County OKs using grant money for equipment
JOHNSTOWN – Fulton County supervisors have authorized the county Civil Defense Department to spend more than $55,000 on new haz-mat suits, radios and other emergency-related equipment and services.
Supervisors approved the spending and adjustments to the budget at the full board meeting earlier this month. Grant funds from the state Office of Homeland Security will cover all of the costs.
Civil Defense Coordinator Allan Polmateer indicated $51,165 from a $125,500 hazardous-materials grant awarded in 2011 will cover haz-mat suits, command radios, a weather station, command boards and on-site training for first detectors.
“There won’t be another grant we can get that much money off,” Polmateer told the supervisors’ Public Safety Committee earlier.
From an $81,000 homeland security program grant from 2011, the county OK’ed spending $1,286 on breathing masks and $929 on confined space equipment.
Using a 3-year-old $37,800 animal sheltering grant, the county will purchase a $263 weather radio and spend $3,025 on miscellaneous supplies, such as sawdust for rescued animals, Polmateer told supervisors.
In other action taken at the Board of Supervisors meeting:
- ?Supervisors approved spending about $230,000 to purchase a Western Star dump truck and plowing system for the Highways & Facilities Department. The truck and plow prices were secured through a statewide bid.
- ?Former Johnstown mayor, supervisor and Board of Education member William Pollak was appointed to represent Johnstown on the county’s Office for the Aging Advisory Board. Pollak, who lives in the city, is a retired Johnstown teacher, having spent 32 years teaching participation-in- government and other social studies classes.
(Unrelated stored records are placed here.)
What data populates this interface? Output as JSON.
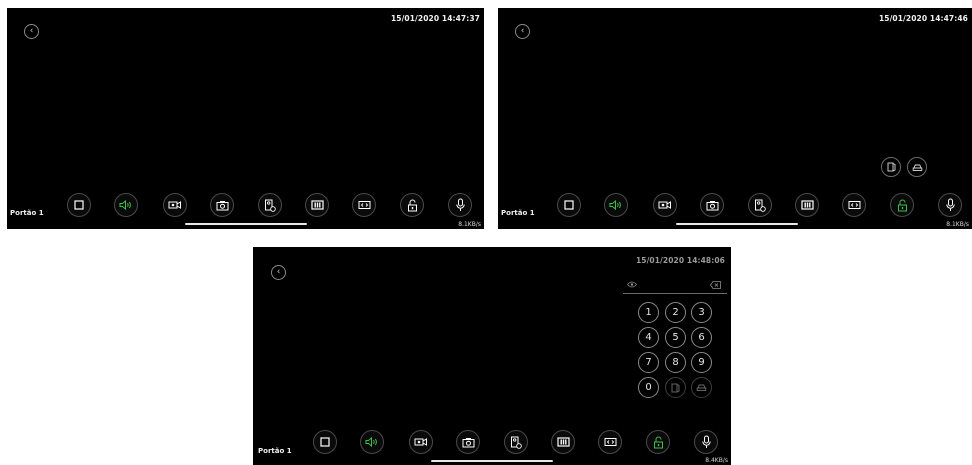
{
  "screens": [
    {
      "timestamp": "15/01/2020 14:47:37",
      "camera_label": "Portão 1",
      "speed": "8.1KB/s"
    },
    {
      "timestamp": "15/01/2020 14:47:46",
      "camera_label": "Portão 1",
      "speed": "8.1KB/s"
    },
    {
      "timestamp": "15/01/2020 14:48:06",
      "camera_label": "Portão 1",
      "speed": "8.4KB/s"
    }
  ],
  "back_glyph": "‹",
  "keypad": {
    "keys": [
      "1",
      "2",
      "3",
      "4",
      "5",
      "6",
      "7",
      "8",
      "9",
      "0"
    ]
  },
  "icons": {
    "toolbar": [
      "stop-icon",
      "speaker-icon",
      "record-icon",
      "snapshot-icon",
      "playback-icon",
      "stream-icon",
      "aspect-icon",
      "unlock-icon",
      "microphone-icon"
    ],
    "extra": [
      "door-icon",
      "gate-icon"
    ]
  },
  "colors": {
    "background": "#000000",
    "accent_green": "#3fc04a",
    "text": "#ffffff"
  }
}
- ?Supervisors passed a resolution in memory Hadley Depuy, the second president of Fulton-Montgomery Community College, who recently did. Depuy was president from 1972 to 1977 and was instrumental in building college programs, including technology, arts, science and nursing, according to the resolution.
- ?The county Public Health Department received permission to permanently sets its hours as 8 a.m. to 4 p.m. weekdays, matching the hours its nurses work. Before September, the office was open until 5 p.m.
- ?Retired nurse and nursing educator Judith Gisondi of Gloversville was appointed to the county Local Emergency Planning Committee.